Editor’s Note: This post originally appeared on BakerHostetler’s Antitrust Advocate blog.
The ink is still drying on the Idaho federal district court’s order requiring St. Luke’s Health System (“St. Luke’s”) to unwind its acquisition of Saltzer Medical Group (“Saltzer”) – a for-profit, physician-owned, multi-specialty group comprising approximately 44 physicians located in Nampa, Idaho. But hospitals considering future acquisitions of physician groups, and those that the FTC may view as having failed to make good on their promises to improve care without hiking prices, better take notice.
St. Luke’s closed its acquisition of Saltzer in December 2012, after convincing the federal district court judge to allow the transaction to go forward despite objections from two rival hospitals and repeated requests by the FTC and Idaho AG to delay the closing so each could complete its investigation of the transaction. As we covered, two competitors of St. Luke’s had sued to block the deal from closing, and in March 2013 the FTC and Idaho AG joined the battle by filing a complaint seeking to unwind the transaction.
Significantly, the Court found that “it appears highly likely that health care costs will raise as the combined entity obtains a dominant market position that will enable it to (1) negotiate higher reimbursement rates from health insurance plans that will be passed on to the consumer, and (2) raise rates for ancillary services (like x-rays) to the higher hospital-billing rates.” And even though the Court “applauded” St. Luke’s efforts to improve healthcare quality, it believed that those same improvements could be achieved through alternative arrangements short of a full merger without the higher reimbursement rates and increase in ancillary services fees. The Court has released only an abbreviated opinion; additional insights will be available after the Court resolves confidentiality issues and releases its full opinion.

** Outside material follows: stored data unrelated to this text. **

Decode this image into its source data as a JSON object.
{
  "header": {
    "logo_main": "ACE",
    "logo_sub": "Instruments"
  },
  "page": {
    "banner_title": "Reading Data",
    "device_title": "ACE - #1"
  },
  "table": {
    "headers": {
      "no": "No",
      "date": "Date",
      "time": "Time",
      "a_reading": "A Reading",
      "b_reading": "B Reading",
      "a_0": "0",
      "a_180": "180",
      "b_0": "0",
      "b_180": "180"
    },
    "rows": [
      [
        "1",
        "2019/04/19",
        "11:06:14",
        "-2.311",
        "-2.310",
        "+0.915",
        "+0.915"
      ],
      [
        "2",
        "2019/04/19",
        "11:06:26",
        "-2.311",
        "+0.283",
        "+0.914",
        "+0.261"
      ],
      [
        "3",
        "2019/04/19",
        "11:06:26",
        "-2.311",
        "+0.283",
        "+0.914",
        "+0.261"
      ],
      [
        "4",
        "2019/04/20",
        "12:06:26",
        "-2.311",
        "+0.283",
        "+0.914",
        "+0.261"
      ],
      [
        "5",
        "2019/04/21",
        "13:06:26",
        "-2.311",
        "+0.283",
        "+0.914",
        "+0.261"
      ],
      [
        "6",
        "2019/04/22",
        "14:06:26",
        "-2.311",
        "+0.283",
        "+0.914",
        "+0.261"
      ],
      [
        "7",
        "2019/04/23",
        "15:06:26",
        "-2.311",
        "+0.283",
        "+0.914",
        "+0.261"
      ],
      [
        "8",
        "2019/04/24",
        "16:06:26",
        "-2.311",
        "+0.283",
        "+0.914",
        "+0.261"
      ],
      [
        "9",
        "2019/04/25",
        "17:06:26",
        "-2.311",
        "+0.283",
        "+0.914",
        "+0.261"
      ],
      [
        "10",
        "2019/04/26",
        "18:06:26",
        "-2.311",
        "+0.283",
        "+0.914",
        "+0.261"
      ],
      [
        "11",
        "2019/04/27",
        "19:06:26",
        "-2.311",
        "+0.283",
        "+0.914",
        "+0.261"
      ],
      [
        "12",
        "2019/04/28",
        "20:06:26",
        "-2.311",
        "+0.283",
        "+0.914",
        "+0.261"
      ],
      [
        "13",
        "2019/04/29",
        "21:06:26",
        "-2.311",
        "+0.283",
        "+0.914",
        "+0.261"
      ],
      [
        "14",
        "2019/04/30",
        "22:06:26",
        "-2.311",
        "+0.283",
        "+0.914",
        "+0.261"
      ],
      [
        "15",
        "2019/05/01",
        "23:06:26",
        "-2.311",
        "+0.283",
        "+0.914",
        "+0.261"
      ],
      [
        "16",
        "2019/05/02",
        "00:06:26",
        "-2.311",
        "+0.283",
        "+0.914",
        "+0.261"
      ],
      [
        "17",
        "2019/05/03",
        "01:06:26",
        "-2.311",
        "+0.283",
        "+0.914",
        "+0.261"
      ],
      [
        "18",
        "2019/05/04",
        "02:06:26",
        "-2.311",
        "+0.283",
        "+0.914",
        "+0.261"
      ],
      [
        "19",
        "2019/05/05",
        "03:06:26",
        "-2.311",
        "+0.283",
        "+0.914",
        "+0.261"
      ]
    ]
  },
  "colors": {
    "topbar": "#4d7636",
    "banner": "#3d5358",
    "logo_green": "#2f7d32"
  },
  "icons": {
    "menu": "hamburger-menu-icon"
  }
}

Why is the FTC’s victory in Idaho a wake-up call for both future and past hospital-physician deals? First, the Court’s finding clearly shows that the theory of harm articulated by the FTC in hospital merger cases—that a transaction can increase bargaining leverage with health insurance plans resulting in higher reimbursement—is fully applicable to physician acquisition cases, and it highlights at least one way hospital systems can raise rates post-transaction—shifting lower priced physician provided ancillary services to higher hospital-billing rates. (Shifting to higher hospital-billing rates is seen as a means to provide higher compensation to the acquired physicians.) Second, the Court’s finding that the “there are other ways to achieve the same [improvements] that do not run afoul of the antitrust laws and do not run such a risk of increased costs” makes clear that affiliation models short of employing physicians after an acquisition need to be considered where a proposed deal is likely to raise competitive concern.
More importantly, the FTC’s victory further supports the call made by FTC Chairwoman Edith Ramirez last summer that the FTC launch a retrospective review of completed healthcare provider transactions. While speaking at a symposium on retrospective analysis of agency determinations in merger transactions, she emphasized what the FTC learned from its first hospital merger retrospective, namely, that the FTC needed to “revamp” its approach to litigating horizontal hospital merger challenges. The FTC’s revamped approach now “emphasizes how a merger can leave an insurer—the direct payor for hospital services—with few alternatives to include in its network, increase the bargaining leverage of the combined hospital, and lead to higher prices.” The result from this new approach, beginning with the Evanston case in 2007, according to Chairwoman Ramirez, has been “a winning streak that now includes three successfully-litigated merger challenges and a growing list of hospital deals abandoned after the FTC threatened a challenge.” And as noted above, that revamped approach played a central role in the FTC’s win against St. Luke’s.
Since healthcare “remains a top agency priority,” Chairwoman Ramirez suggests that a renewed provider healthcare merger retrospective is on the horizon. But where would such a retrospective focus?
Chairwoman Ramirez sees much to be gained by examining more closely the effects of combinations that have “a significant vertical element.” An area of examination would include the impact of integration among physicians in different specialties that results from hospital acquisitions of physician practices, she said. Another, where she said the FTC hears “growing concerns,” involves “provider consolidation in non-overlapping product or geographic markets,” which may lead to higher prices. These combinations might include, for example, “center city hospitals acquiring smaller hospitals in outlying areas or a general acute care hospital acquiring a children’s hospital.” According to Chairwoman Ramirez, “preliminary economic evidence suggests that harm from this type of integration, ordinarily not what we would challenge, could be real and substantial.”